Israel tried to offer the Palestinians a deal in which both sides would live in peace, but the Palestinians under Yasser Arafat left the negotiating table and started the intifada. Arafat said that with no right of return there would be no deal. A right of return would mean the eventual demographic destruction of Israel, because massive waves of returning Palestinians would make Jews a minority in their own country.
India rightfully owns Kashmir. India is a democracy whose citizens enjoy the freedom of religion. Indians are free to believe in any religion they want. Which is a marked contrast to Islamic nations where disbelieving in Islam can be punished by beheading. That’s right, the beheading of Paul Johnson is not some new invention of al-Qaida, but the standard way that Islamic nations have meted out death sentences. It seems to be a common practice in Saudi Arabia. From a 1999 article I found in the Guardian Observer (Beheadings rise in the desert kingdom):
They call them the 'Chop Squares', the killing grounds across the kingdom of Saudi Arabia where the condemned meet their deaths at the hands of a sword-wielding executioner.

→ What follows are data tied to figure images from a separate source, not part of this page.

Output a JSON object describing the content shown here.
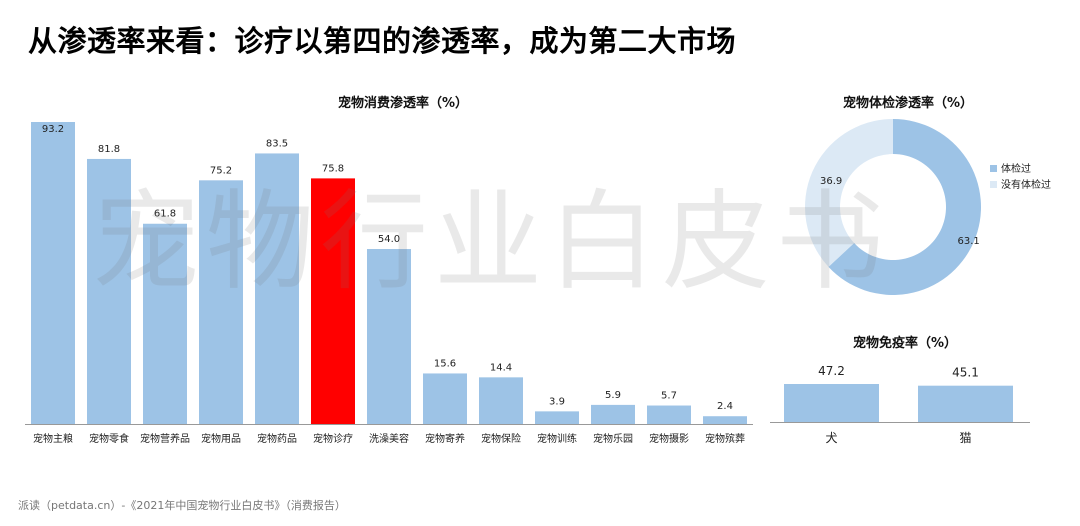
{
  "page": {
    "title": "从渗透率来看：诊疗以第四的渗透率，成为第二大市场",
    "watermark": "宠物行业白皮书",
    "footer": "派读（petdata.cn）-《2021年中国宠物行业白皮书》（消费报告）"
  },
  "colors": {
    "bar": "#9dc3e6",
    "highlight": "#ff0000",
    "donut_light": "#dce9f5",
    "axis": "#999999"
  },
  "chart_data": [
    {
      "type": "bar",
      "title": "宠物消费渗透率（%）",
      "categories": [
        "宠物主粮",
        "宠物零食",
        "宠物营养品",
        "宠物用品",
        "宠物药品",
        "宠物诊疗",
        "洗澡美容",
        "宠物寄养",
        "宠物保险",
        "宠物训练",
        "宠物乐园",
        "宠物摄影",
        "宠物殡葬"
      ],
      "values": [
        93.2,
        81.8,
        61.8,
        75.2,
        83.5,
        75.8,
        54.0,
        15.6,
        14.4,
        3.9,
        5.9,
        5.7,
        2.4
      ],
      "value_labels": [
        "93.2",
        "81.8",
        "61.8",
        "75.2",
        "83.5",
        "75.8",
        "54.0",
        "15.6",
        "14.4",
        "3.9",
        "5.9",
        "5.7",
        "2.4"
      ],
      "highlight_category": "宠物诊疗",
      "ylim": [
        0,
        93.2
      ],
      "grid": false
    },
    {
      "type": "pie",
      "title": "宠物体检渗透率（%）",
      "labels": [
        "体检过",
        "没有体检过"
      ],
      "values": [
        63.1,
        36.9
      ],
      "value_labels": [
        "63.1",
        "36.9"
      ],
      "legend": "right"
    },
    {
      "type": "bar",
      "title": "宠物免疫率（%）",
      "categories": [
        "犬",
        "猫"
      ],
      "values": [
        47.2,
        45.1
      ],
      "value_labels": [
        "47.2",
        "45.1"
      ],
      "grid": false
    }
  ]
}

If you are found guilty of any of the following in the kingdom - murder, rape, armed robbery, drug smuggling, apostasy (turning your back on Islam) or witchcraft - the price is beheading.
That’s the kind of government the Islamic terrorists would like to set up in Kashmir, one where people are subject to beheading for not believing in Islam.
I guess this rambling post has no point except to express my dislike for Islamic terrorist organizations, the kind of governments they would like to set up, and those who have even the least bit of sympathy for them. And my first sentence was misleading, too. If the terrorists truly believe that we are their enemy in a holy war, then from their perspective the beheading of Paul Johnson was “justified.” And it’s because of their unwavering and fanatic belief in their Koranic war against us that we have no choice but the fight them until they are destroyed.